# Removing small parts of a screen that were over-exposed



## voyagerclothing (Jul 24, 2015)

I am new to screen printing and just made my first screen, it actually worked pretty well despite making a large mess in my inexperience that I had to clean up. However when I went to wash out the burned image some of the smaller text details didn't wash out fully (even with a lot of prodding) I assume either due to over-exposure or the positive not being black enough in those letter areas to block the light correctly.

My question is, since most of the screen actually looks good, just a few letters, could I take something with a fine point but not too hard, like a toothpick possible, and scrape just the parts of emulsion that didn't clear in those letters without damaging the mesh? If it would damage the mesh and ruin the screen, I will probably just deal with it as this isn't a vital part of the printing (just a neck print on the inside for branding) but I would think I could maybe scrape the surface emulsion just a bit in the parts that only half came off to clear up the stencil.

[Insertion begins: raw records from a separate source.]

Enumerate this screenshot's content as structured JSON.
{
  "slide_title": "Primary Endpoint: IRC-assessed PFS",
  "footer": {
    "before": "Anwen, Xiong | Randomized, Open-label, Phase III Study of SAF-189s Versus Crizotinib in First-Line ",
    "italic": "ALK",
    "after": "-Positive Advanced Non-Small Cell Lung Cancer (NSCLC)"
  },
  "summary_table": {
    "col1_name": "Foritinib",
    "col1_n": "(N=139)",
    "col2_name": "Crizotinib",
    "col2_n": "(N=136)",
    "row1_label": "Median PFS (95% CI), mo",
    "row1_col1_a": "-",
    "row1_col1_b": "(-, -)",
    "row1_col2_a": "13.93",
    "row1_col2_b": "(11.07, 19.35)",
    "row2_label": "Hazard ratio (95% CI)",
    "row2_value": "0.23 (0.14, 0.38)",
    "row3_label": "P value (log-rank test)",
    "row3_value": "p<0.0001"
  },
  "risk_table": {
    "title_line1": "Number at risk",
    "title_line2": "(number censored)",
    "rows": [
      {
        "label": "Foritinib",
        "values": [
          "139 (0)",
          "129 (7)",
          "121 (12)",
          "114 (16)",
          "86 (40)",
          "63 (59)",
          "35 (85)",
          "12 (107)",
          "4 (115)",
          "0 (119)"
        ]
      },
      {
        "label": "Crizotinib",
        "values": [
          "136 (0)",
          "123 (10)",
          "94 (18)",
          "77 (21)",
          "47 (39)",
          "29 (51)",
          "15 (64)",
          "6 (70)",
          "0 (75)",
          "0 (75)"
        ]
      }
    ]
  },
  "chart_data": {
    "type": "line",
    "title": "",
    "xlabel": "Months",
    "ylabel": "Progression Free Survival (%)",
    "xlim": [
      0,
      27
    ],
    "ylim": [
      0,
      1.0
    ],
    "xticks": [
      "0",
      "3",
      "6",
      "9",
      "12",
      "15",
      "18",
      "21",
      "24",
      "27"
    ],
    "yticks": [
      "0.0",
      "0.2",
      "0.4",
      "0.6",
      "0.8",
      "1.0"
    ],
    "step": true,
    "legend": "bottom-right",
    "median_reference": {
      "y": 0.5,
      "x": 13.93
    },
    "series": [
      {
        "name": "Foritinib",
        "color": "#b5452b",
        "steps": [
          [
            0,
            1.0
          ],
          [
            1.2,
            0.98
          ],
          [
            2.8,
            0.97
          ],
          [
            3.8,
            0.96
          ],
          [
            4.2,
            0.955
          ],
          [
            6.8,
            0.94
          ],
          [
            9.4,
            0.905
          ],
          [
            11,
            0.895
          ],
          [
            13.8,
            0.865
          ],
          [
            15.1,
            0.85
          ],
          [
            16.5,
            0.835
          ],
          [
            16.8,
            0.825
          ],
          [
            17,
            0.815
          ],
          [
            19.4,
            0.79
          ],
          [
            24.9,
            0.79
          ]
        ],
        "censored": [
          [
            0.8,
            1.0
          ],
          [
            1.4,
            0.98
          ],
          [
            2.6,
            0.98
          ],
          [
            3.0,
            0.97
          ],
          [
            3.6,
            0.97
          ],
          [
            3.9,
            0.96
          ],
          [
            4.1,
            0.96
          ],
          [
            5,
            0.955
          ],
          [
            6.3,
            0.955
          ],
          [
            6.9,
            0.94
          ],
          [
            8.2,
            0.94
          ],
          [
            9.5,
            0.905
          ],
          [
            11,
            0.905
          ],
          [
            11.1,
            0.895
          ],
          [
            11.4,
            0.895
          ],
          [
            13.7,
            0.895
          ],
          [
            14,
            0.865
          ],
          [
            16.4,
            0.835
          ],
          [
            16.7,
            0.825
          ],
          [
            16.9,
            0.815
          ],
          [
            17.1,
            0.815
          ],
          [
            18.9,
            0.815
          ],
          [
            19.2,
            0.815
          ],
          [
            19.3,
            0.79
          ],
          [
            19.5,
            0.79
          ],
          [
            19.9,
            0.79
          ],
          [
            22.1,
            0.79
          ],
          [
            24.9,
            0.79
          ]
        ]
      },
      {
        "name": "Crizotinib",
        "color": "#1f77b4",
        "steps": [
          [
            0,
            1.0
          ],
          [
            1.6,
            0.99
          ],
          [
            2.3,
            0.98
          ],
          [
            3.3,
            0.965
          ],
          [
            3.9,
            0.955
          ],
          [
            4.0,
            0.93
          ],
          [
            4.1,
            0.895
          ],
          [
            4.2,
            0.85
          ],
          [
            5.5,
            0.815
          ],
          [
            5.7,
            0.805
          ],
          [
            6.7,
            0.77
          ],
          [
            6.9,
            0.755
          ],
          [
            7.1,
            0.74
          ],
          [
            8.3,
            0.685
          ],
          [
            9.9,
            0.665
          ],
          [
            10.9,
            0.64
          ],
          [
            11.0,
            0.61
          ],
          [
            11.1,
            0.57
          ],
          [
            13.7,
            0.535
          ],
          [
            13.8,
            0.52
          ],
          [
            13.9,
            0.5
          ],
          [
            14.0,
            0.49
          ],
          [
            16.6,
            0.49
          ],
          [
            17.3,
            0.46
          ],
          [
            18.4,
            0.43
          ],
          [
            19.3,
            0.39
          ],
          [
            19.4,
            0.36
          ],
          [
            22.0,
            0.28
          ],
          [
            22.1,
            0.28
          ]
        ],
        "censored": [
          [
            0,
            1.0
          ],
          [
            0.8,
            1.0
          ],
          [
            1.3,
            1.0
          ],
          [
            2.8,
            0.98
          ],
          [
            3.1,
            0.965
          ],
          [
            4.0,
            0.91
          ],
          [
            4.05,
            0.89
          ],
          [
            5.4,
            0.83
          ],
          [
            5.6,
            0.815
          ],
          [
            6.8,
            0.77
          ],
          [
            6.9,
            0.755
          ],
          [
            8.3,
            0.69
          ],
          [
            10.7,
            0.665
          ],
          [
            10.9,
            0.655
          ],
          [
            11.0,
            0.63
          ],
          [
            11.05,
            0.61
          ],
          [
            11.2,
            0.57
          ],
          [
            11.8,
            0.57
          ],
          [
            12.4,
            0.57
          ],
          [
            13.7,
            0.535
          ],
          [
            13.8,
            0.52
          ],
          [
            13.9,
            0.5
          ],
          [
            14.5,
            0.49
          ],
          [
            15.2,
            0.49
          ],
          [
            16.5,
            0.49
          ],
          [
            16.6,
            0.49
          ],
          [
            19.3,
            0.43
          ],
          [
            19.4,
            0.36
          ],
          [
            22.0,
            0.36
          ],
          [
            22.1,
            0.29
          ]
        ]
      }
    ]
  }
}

If that isn't a good idea, are there any other options or tips you guys have that may work?

Thanks for your time!


----------



## artlife (Jan 15, 2010)

reclaim the screen and reburn it. Make sure your film or vellum is opaque enough before burning.
To check your film, use a light table.
to make a light table you can have something as simple as a 5-10$ little tube light with switch, in a box under a piece of white (not clear) plastic. It's always a good idea to check your film on a light table before burning.


----------